ABOUT DAY EAGLE HOPE PROJECT
My personal journey began in November of 2016 with the new diagnosis of Breast Cancer. Having grown up on the Fort Belknap Reservation my entire life, I knew that it was not going to be easy to navigate through the already stressed healthcare system in our community. I often asked myself, "How will I make the 300 mile round trip to the nearest cancer center?" Through many trials and errors I was able to complete my last chemo treatment one year ago, and through this personal experience, Day Eagle Hope Project was created.
This organization is needed because of the high risk factors that American Indians face with breast cancer and diagnosis. Furthermore, inadequate access to quality health care and remote areas of living make it very difficult to be treated and diagnosed in a timely manner.

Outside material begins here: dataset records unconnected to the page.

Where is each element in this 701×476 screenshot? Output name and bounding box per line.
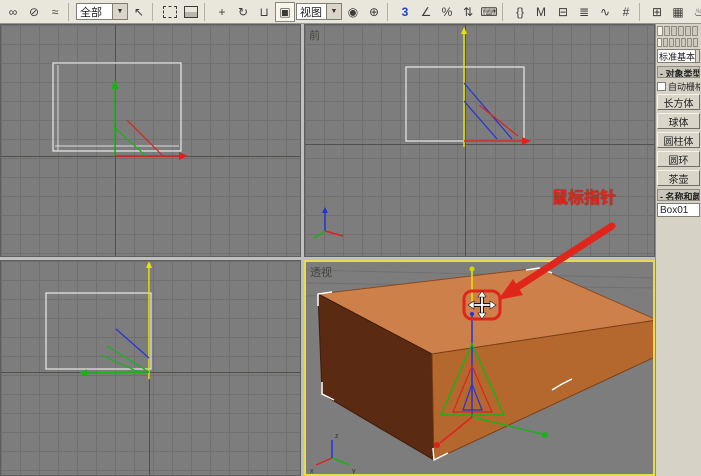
reference-coord-dropdown[interactable]: 视图 ▼ <box>296 3 342 20</box>
primitive-category-value: 标准基本 <box>659 51 696 62</box>
viewport-perspective[interactable]: 透视 x y z <box>304 260 655 476</box>
percent-snap-icon[interactable]: % <box>437 2 457 22</box>
window-shape <box>184 5 198 18</box>
marquee-shape <box>163 5 177 18</box>
viewport-front[interactable]: 前 <box>304 24 655 257</box>
select-object-icon[interactable]: ↖ <box>129 2 149 22</box>
category-systems-icon[interactable] <box>693 38 698 47</box>
bind-to-spacewarp-icon[interactable]: ≈ <box>45 2 65 22</box>
use-pivot-center-icon[interactable]: ◉ <box>343 2 363 22</box>
selection-filter-value: 全部 <box>80 6 102 19</box>
material-editor-icon[interactable]: ⊞ <box>647 2 667 22</box>
schematic-view-icon[interactable]: # <box>616 2 636 22</box>
rectangular-selection-region-icon[interactable] <box>160 2 180 22</box>
tab-create[interactable] <box>657 26 663 36</box>
axis-z-label: z <box>335 433 339 440</box>
tab-motion[interactable] <box>678 26 684 36</box>
command-panel: 标准基本 ▼ - 对象类型 自动栅格 长方体 球体 圆柱体 圆环 茶壶 - 名称… <box>655 24 701 476</box>
move-gizmo <box>111 80 188 160</box>
axis-tripod: x y z <box>310 433 356 475</box>
viewport-left[interactable] <box>0 260 301 476</box>
move-gizmo <box>461 27 531 147</box>
category-spacewarps-icon[interactable] <box>687 38 692 47</box>
name-color-rollout[interactable]: - 名称和颜色 <box>657 189 700 201</box>
select-and-scale-icon[interactable]: ▣ <box>275 1 295 22</box>
reference-coord-value: 视图 <box>300 6 322 19</box>
perspective-scene: x y z <box>306 266 655 475</box>
select-and-uniform-scale-icon[interactable]: ⊔ <box>254 2 274 22</box>
category-shapes-icon[interactable] <box>663 38 668 47</box>
main-toolbar: ∞ ⊘ ≈ 全部 ▼ ↖ + ↻ ⊔ ▣ 视图 ▼ ◉ ⊕ 3 ∠ % ⇅ ⌨ … <box>0 0 701 24</box>
tab-utilities[interactable] <box>692 26 698 36</box>
torus-button[interactable]: 圆环 <box>657 151 700 167</box>
primitive-category-dropdown[interactable]: 标准基本 ▼ <box>657 49 700 63</box>
category-geometry-icon[interactable] <box>657 38 662 47</box>
move-gizmo <box>79 261 152 379</box>
viewport-label[interactable]: 前 <box>309 27 320 43</box>
box-wireframe-top <box>52 62 188 160</box>
category-lights-icon[interactable] <box>669 38 674 47</box>
category-helpers-icon[interactable] <box>681 38 686 47</box>
category-cameras-icon[interactable] <box>675 38 680 47</box>
keyboard-override-icon[interactable]: ⌨ <box>479 2 499 22</box>
axis-x-label: x <box>310 468 314 475</box>
axis-y-label: y <box>352 468 356 475</box>
box-3d[interactable] <box>316 267 655 461</box>
object-name-field[interactable]: Box01 <box>657 203 700 217</box>
toolbar-separator <box>68 2 73 21</box>
sphere-button[interactable]: 球体 <box>657 113 700 129</box>
select-and-link-icon[interactable]: ∞ <box>3 2 23 22</box>
object-type-rollout[interactable]: - 对象类型 <box>657 66 700 78</box>
layer-manager-icon[interactable]: ≣ <box>574 2 594 22</box>
render-setup-icon[interactable]: ▦ <box>668 2 688 22</box>
cylinder-button[interactable]: 圆柱体 <box>657 132 700 148</box>
tab-modify[interactable] <box>664 26 670 36</box>
named-selection-sets-icon[interactable]: {} <box>510 2 530 22</box>
box-button[interactable]: 长方体 <box>657 94 700 110</box>
select-and-move-icon[interactable]: + <box>212 2 232 22</box>
window-crossing-icon[interactable] <box>181 2 201 22</box>
command-panel-tabs <box>657 26 700 36</box>
toolbar-separator <box>502 2 507 21</box>
selection-filter-dropdown[interactable]: 全部 ▼ <box>76 3 128 20</box>
chevron-down-icon[interactable]: ▼ <box>112 4 127 19</box>
toolbar-separator <box>639 2 644 21</box>
unlink-selection-icon[interactable]: ⊘ <box>24 2 44 22</box>
autogrid-checkbox[interactable] <box>657 81 666 91</box>
autogrid-row: 自动栅格 <box>657 80 700 92</box>
box-wireframe-front <box>313 27 531 239</box>
viewport-top[interactable] <box>0 24 301 257</box>
toolbar-separator <box>204 2 209 21</box>
teapot-button[interactable]: 茶壶 <box>657 170 700 186</box>
create-categories <box>657 38 700 47</box>
chevron-down-icon[interactable]: ▼ <box>326 4 341 19</box>
toolbar-separator <box>152 2 157 21</box>
select-and-manipulate-icon[interactable]: ⊕ <box>364 2 384 22</box>
align-icon[interactable]: ⊟ <box>553 2 573 22</box>
axis-tripod <box>313 207 344 239</box>
quick-render-teapot-icon[interactable]: ♨ <box>689 2 701 22</box>
viewport-label[interactable]: 透视 <box>310 264 332 280</box>
chevron-down-icon[interactable]: ▼ <box>695 50 699 62</box>
tab-display[interactable] <box>685 26 691 36</box>
3dsmax-window: ∞ ⊘ ≈ 全部 ▼ ↖ + ↻ ⊔ ▣ 视图 ▼ ◉ ⊕ 3 ∠ % ⇅ ⌨ … <box>0 0 701 476</box>
snaps-toggle-icon[interactable]: 3 <box>395 2 415 22</box>
tab-hierarchy[interactable] <box>671 26 677 36</box>
toolbar-separator <box>387 2 392 21</box>
select-and-rotate-icon[interactable]: ↻ <box>233 2 253 22</box>
angle-snap-icon[interactable]: ∠ <box>416 2 436 22</box>
curve-editor-icon[interactable]: ∿ <box>595 2 615 22</box>
box-wireframe-left <box>45 261 152 379</box>
mirror-icon[interactable]: M <box>531 2 551 22</box>
autogrid-label: 自动栅格 <box>668 81 700 92</box>
spinner-snap-icon[interactable]: ⇅ <box>458 2 478 22</box>
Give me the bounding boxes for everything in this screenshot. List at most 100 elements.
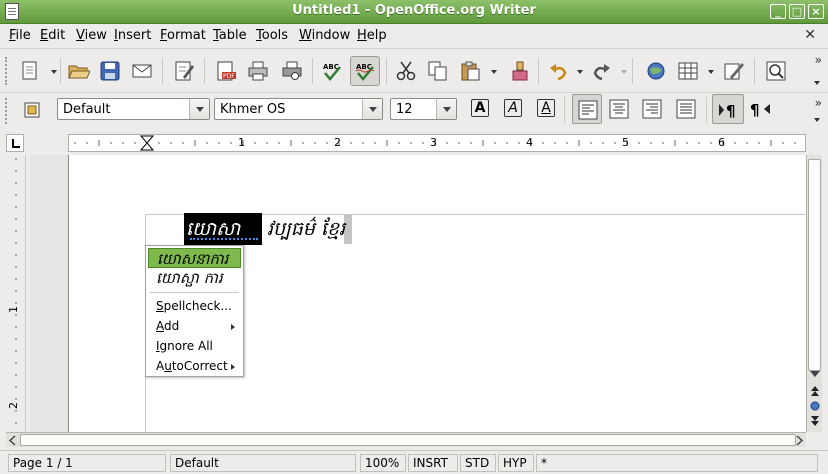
horizontal-scrollbar[interactable] bbox=[6, 432, 806, 447]
formatting-options-icon[interactable] bbox=[814, 118, 820, 122]
window-title: Untitled1 - OpenOffice.org Writer bbox=[292, 3, 536, 18]
redo-dropdown-icon[interactable] bbox=[621, 70, 627, 74]
font-size-value: 12 bbox=[396, 102, 413, 117]
menu-table[interactable]: Table bbox=[213, 28, 247, 43]
spellcheck-icon[interactable]: ABC bbox=[318, 57, 346, 85]
toolbar-overflow-icon[interactable]: » bbox=[815, 53, 822, 67]
zoom-icon[interactable] bbox=[762, 57, 790, 85]
ignore-all-menu-item[interactable]: Ignore All bbox=[148, 336, 241, 356]
next-page-icon[interactable] bbox=[808, 414, 822, 428]
align-left-button[interactable] bbox=[572, 94, 602, 124]
cut-icon[interactable] bbox=[392, 57, 420, 85]
misspelled-selected-word[interactable]: យោសាការ bbox=[184, 213, 262, 272]
tab-stop-selector[interactable] bbox=[6, 134, 24, 152]
right-to-left-button[interactable]: ¶ bbox=[748, 96, 774, 122]
bold-button[interactable]: A bbox=[467, 96, 493, 122]
toolbar-options-icon[interactable] bbox=[814, 81, 820, 85]
autospellcheck-icon[interactable]: ABC bbox=[350, 56, 380, 86]
suggestion-item[interactable]: យោសនាការ bbox=[148, 248, 241, 268]
underline-button[interactable]: A bbox=[533, 96, 559, 122]
align-center-button[interactable] bbox=[606, 96, 632, 122]
undo-icon[interactable] bbox=[544, 57, 572, 85]
scroll-down-arrow-icon[interactable] bbox=[810, 371, 820, 377]
menu-window[interactable]: Window bbox=[299, 28, 350, 43]
export-pdf-icon[interactable]: PDF bbox=[212, 57, 240, 85]
add-menu-item[interactable]: Add bbox=[148, 316, 241, 336]
menu-tools[interactable]: Tools bbox=[256, 28, 288, 43]
print-preview-icon[interactable] bbox=[278, 57, 306, 85]
close-document-icon[interactable]: ✕ bbox=[804, 27, 816, 43]
navigator-icon[interactable] bbox=[642, 57, 670, 85]
italic-button[interactable]: A bbox=[500, 96, 526, 122]
page-style-indicator[interactable]: Default bbox=[170, 454, 356, 472]
open-folder-icon[interactable] bbox=[64, 57, 92, 85]
menu-view[interactable]: View bbox=[76, 28, 107, 43]
toolbar-separator bbox=[386, 58, 387, 84]
formatting-overflow-icon[interactable]: » bbox=[815, 96, 822, 110]
insert-table-icon[interactable] bbox=[674, 57, 702, 85]
toolbar-grip[interactable] bbox=[5, 57, 8, 85]
align-left-icon bbox=[578, 100, 598, 120]
paragraph-style-select[interactable]: Default bbox=[57, 98, 210, 120]
horizontal-ruler[interactable]: 1 2 3 4 5 6 bbox=[68, 134, 806, 152]
toolbar-separator bbox=[754, 58, 755, 84]
font-size-select[interactable]: 12 bbox=[390, 98, 457, 120]
zoom-indicator[interactable]: 100% bbox=[360, 454, 406, 472]
menu-insert[interactable]: Insert bbox=[114, 28, 151, 43]
chevron-down-icon[interactable] bbox=[436, 99, 456, 119]
undo-dropdown-icon[interactable] bbox=[577, 70, 583, 74]
close-window-button[interactable]: × bbox=[808, 4, 824, 19]
chevron-down-icon[interactable] bbox=[189, 99, 209, 119]
toolbar-grip[interactable] bbox=[5, 98, 8, 124]
submenu-arrow-icon bbox=[231, 324, 235, 330]
svg-text:¶: ¶ bbox=[750, 101, 760, 119]
standard-toolbar: PDF ABC ABC » bbox=[0, 48, 828, 92]
styles-and-formatting-icon[interactable] bbox=[18, 96, 46, 124]
maximize-button[interactable]: □ bbox=[789, 4, 805, 19]
menu-help[interactable]: Help bbox=[357, 28, 387, 43]
vertical-scrollbar[interactable] bbox=[806, 155, 822, 432]
vertical-scroll-thumb[interactable] bbox=[808, 159, 821, 371]
insert-table-dropdown-icon[interactable] bbox=[708, 70, 714, 74]
menu-edit[interactable]: Edit bbox=[40, 28, 65, 43]
autocorrect-menu-item[interactable]: AutoCorrect bbox=[148, 356, 241, 376]
chevron-down-icon[interactable] bbox=[362, 99, 382, 119]
minimize-button[interactable]: _ bbox=[770, 4, 786, 19]
justify-button[interactable] bbox=[673, 96, 699, 122]
insert-mode-indicator[interactable]: INSRT bbox=[408, 454, 458, 472]
scroll-right-arrow-icon[interactable] bbox=[794, 434, 804, 447]
save-icon[interactable] bbox=[96, 57, 124, 85]
toolbar-separator bbox=[204, 58, 205, 84]
copy-icon[interactable] bbox=[424, 57, 452, 85]
page-indicator[interactable]: Page 1 / 1 bbox=[8, 454, 166, 472]
new-dropdown-icon[interactable] bbox=[51, 70, 57, 74]
edit-file-icon[interactable] bbox=[170, 57, 198, 85]
paste-icon[interactable] bbox=[456, 57, 484, 85]
hyperlink-mode-indicator[interactable]: HYP bbox=[498, 454, 534, 472]
suggestion-item[interactable]: យោស្ផា ការ bbox=[148, 268, 241, 288]
indent-marker-icon[interactable] bbox=[140, 135, 154, 151]
document-text[interactable]: វប្បធម៌ ខ្មែរ bbox=[267, 213, 407, 245]
scroll-left-arrow-icon[interactable] bbox=[8, 434, 18, 447]
horizontal-scroll-thumb[interactable] bbox=[20, 434, 796, 446]
ruler-ticks bbox=[74, 140, 796, 146]
align-right-button[interactable] bbox=[639, 96, 665, 122]
paste-dropdown-icon[interactable] bbox=[491, 70, 497, 74]
menu-format[interactable]: Format bbox=[160, 28, 206, 43]
show-draw-functions-icon[interactable] bbox=[720, 57, 748, 85]
vertical-ruler[interactable]: 1 2 bbox=[6, 155, 26, 432]
print-icon[interactable] bbox=[244, 57, 272, 85]
spellcheck-menu-item[interactable]: Spellcheck... bbox=[148, 296, 241, 316]
font-name-select[interactable]: Khmer OS bbox=[214, 98, 383, 120]
new-document-icon[interactable] bbox=[16, 57, 44, 85]
left-to-right-button[interactable]: ¶ bbox=[712, 94, 744, 124]
navigation-icon[interactable] bbox=[808, 399, 822, 413]
email-icon[interactable] bbox=[128, 57, 156, 85]
redo-icon[interactable] bbox=[588, 57, 616, 85]
svg-text:PDF: PDF bbox=[223, 73, 235, 80]
menu-file[interactable]: File bbox=[9, 28, 31, 43]
previous-page-icon[interactable] bbox=[808, 384, 822, 398]
selection-mode-indicator[interactable]: STD bbox=[460, 454, 496, 472]
clone-formatting-icon[interactable] bbox=[506, 57, 534, 85]
toolbar-separator bbox=[706, 97, 707, 123]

Our organization's name comes from my daughter Tearia Sunchild. She is an enrolled Chippewa Cree/Aaniiihh and was given the name Kisikahw Kihiw Iskwesis, ᑭᓯᑲᐤ ᑭᐃᐤ ᐃᐢᑫᐧᓯᐢ “Day Eagle Girl”. The eagle represents courage, wisdom and strength and its purpose was as the messenger to the Creator. Acknowledging my daughter's strength and resilience as a young Native girl, Day Eagle Hope Project was named.
Our beautiful logo which represents my daughter's Indian name was designed by Beldon Billy, an enrolled Chippewa Cree member.
We are here to serve,
Founder and Executive Director
To provide early detection, patient navigation, transportation and cultural support for women and families going through troubling times. Not only does Day Eagle Hope Project provide hope, we also provide holistic cultural healing with Equine therapy.
OUR STAFF AND BOARD OF DIRECTORS
Our Team consists of Enrolled Tribal Members as well as health professionals to provide healing and hope in a culturally appropriate setting.
Tescha Hawley, MSW, MHA
Tescha's maternal grandmother Madeline Skinner Colliflower
Tescha is the Founder of Day Eagle Hope Project which she was motivated to start after personally experiencing many trials and challenges on her own journey navigating life with a breast cancer diagnosis. She is an enrolled member of the Aaniiih (Gros Ventre) Tribe in Fort Belknap, Montana.
A graduate of Washington University in Saint Louis and Montana State University Billings, Tescha has two master’s degrees in Social Work and Health Care Administration. She works at Fort Belknap's Tribal Health Program.
Tescha is active in the community and as a mental health therapist. She has worked diligently to help move her community through a Suicide epidemic on the reservation.
Hillary Handy, RN
Hilary is an enrolled member of the Aaniiih (Gros Ventre) Tribe in Fort Belknap, Montana. She obtained her nursing licence at MSU Northern and is a registered Nurse at the Harlem Public Schools. Hilary has worked in Scobey and Harlem as an emergency room nurse.
Hilary is also a ranch wife operating a 4th generation ranch with her husband and two daughters. She is very passionate about caring for the elderly and children. She is very committed to the Day Eagle Hope Project and looks forward in serving as the President of the board.
Deborah Roudebush, RN
Deborah has been practicing nursing for over 16 years and is currently working in the Emergency Department of the Fort Harrison VA Hospital, where she is in the leadership position of NOD. She has worked 15 years for the VA and truly has a passion for working with Veterans. She has an extensive background in emergency nursing, but also has experience in community nursing, med-surg nursing, home care and long term facilities. She has held certifications in Emergency Nursing, Trauma Nursing, Liver and Kidney Transplantation and Advanced Cardiac Care and she is a member of the ENA. She is competent in the nursing code of ethics, standards of care, and in the policies and procedures of hospitals where she has worked.
Deborah had the privilege of growing up in North Central Montana in the rural towns of Hogeland and Harlem, where the core values of love, respect, compassion, spirituality, honesty and care were instilled in her.
Her personal life has been greatly affected by cancer, with the loss of family and friends whom she cared for deeply, and through the spirit, courage and faith of those friends who have won the battle and achieved remission. Her Mom was diagnosed with a cancerous brain tumor when Deborah was in high school and fought hard for four years before succumbing to the cancer. She watched her Mom struggle for proper healthcare and knows firsthand the battle for successful treatments, the tremendous time and money required for travel, and the proper care and compassion that cancer patients in North Central Montana deserve.
As a member of this board, she is proud and excited to be able to lend her nursing expertise and give back to the communities that have given so much to her and her family.